I've tried, if the string length more than 63543 , return "00000000000000000000000000000000"

kikito commented 9 years ago

@jayceefun This is probably not it, but just in case: try opening the files in binary mode:

local f = io.input(filePath, "rb") -- notice the "rb" instead of just "r"
jayceefun commented 9 years ago

@kikito it seems that lua stack has a limit size, i'm not sure. Maybe I should cut the file in pieces to calculate, i tried "rb", still got all 0.

pablomayobre commented 9 years ago

@kikito I'm thinking the issue is with:

  1. A string being too long
  2. A number becoming too big and being turned into math.huge or Inf
  3. A table getting too many elements and Lua not handling them right

So in any case an overflow

stejacob commented 8 years ago

Hi,

Are you planning to add an update() function in the md5 library instead? That would alleviate the issue with very long strings. We could just do a for loop and pass in the chunks of the string.

Regards.

kikito commented 8 years ago

Hi, can you elaborate? I don't understand what you mean On Nov 19, 2015 2:00 PM, "stejacob" notifications@github.com wrote:

Hi,

Are you planning to add an update() function in the md5 library instead? That would alleviate the issue with very long strings. We could just to a for loop and pass in the chunks of the string.

Regards.

— Reply to this email directly or view it on GitHub https://github.com/kikito/md5.lua/issues/4#issuecomment-158051202.

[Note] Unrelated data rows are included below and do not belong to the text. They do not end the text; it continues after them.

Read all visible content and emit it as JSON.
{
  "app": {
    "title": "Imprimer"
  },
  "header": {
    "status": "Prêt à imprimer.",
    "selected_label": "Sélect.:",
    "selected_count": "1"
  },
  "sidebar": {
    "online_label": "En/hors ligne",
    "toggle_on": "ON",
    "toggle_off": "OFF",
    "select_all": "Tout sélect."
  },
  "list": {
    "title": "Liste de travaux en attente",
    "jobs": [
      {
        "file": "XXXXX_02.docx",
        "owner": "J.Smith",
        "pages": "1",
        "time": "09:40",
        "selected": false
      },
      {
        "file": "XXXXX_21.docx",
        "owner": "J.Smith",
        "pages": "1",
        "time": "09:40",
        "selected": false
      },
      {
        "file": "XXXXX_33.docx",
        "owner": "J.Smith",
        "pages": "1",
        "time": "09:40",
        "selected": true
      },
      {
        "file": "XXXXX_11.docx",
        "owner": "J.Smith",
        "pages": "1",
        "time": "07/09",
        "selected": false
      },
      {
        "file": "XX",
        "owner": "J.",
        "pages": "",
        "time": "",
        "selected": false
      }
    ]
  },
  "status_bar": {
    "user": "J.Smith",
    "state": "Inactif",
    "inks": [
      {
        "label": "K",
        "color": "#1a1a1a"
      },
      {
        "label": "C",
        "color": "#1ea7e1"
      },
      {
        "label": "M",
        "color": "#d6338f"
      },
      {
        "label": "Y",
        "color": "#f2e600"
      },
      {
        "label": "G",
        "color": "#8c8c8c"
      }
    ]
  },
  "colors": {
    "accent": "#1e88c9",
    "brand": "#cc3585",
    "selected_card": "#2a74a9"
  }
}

stejacob commented 8 years ago

Basically, when we need to generate an MD5 from a very long string, we would split the long string into smaller chunks and pass each chunk to the MD5 in an iterative approach. Therefore, at each iteration, we would update the Hash value by looking at the current checksum state.

For example (something like that): //========================= For each block of string Do md5.update(block of string) End local md5Hex = md5.generateHex() //=========================

Source: http://stackoverflow.com/questions/2214259/combining-md5-hash-values

Hope that explains better what I mean. By the way, very good job on the MD5 library. Thank you very much.

tst2005 commented 8 years ago

FYI, I found alternative implementation https://github.com/tst2005/lua-lockbox/blob/master/lockbox/digest/md5.lua

shixiaomao commented 8 years ago

Someone solved this problem? I want know how to solve it.

ghost commented 8 years ago

This patch fixes it for me. Not sure how it will work in a 64 bit machine.

--- md5org.lua  2016-07-01 09:03:17.000000000 +0200
+++ md5.lua 2016-07-01 08:56:52.000000000 +0200
@@ -346,7 +346,7 @@
   c=z(i,c,d,a,b,X[ 2],15,t[63])
   b=z(i,b,c,d,a,X[ 9],21,t[64])

-  return A+a,B+b,C+c,D+d
+  return bit_and(A+a,-1),bit_and(B+b,-1),bit_and(C+c,-1),bit_and(D+d,-1)
 end

 ----------------------------------------------------------------

The problem appears to be that the results of the additions are often out of the 32-bit range. I haven't checked how the out-of-range results propagate to produce erroneous results. It appears that at least two several turns are necessary.

ghost commented 8 years ago

After a bit more research, I've found that the cause is that the values grow and grow until the precision of the mantissa is not enough to hold the complete integer values. Printing a,b,c,d on each iteration sufficed to show this. The code breaks when reaching 253, because past that number, there are integers that are not representable in double precision.

Based on that information, a more robust patch would be:

--- md5org.lua  2016-07-01 09:03:17.000000000 +0200
+++ md5.lua 2016-07-01 17:05:30.000000000 +0200
@@ -346,7 +346,7 @@
   c=z(i,c,d,a,b,X[ 2],15,t[63])
   b=z(i,b,c,d,a,X[ 9],21,t[64])

-  return A+a,B+b,C+c,D+d
+  return (A+a)%0x100000000,(B+b)%0x100000000,(C+c)%0x100000000,(D+d)%0x100000000
 end
kikito commented 8 years ago

@pgimeno thanks for taking the time to investigate this. Would you mind sending a pull request? That way you will appear on the contributors list

Also, if you can, please include a test in the PR which fails with the current implementation but works with yours; probably doing something similar to this line.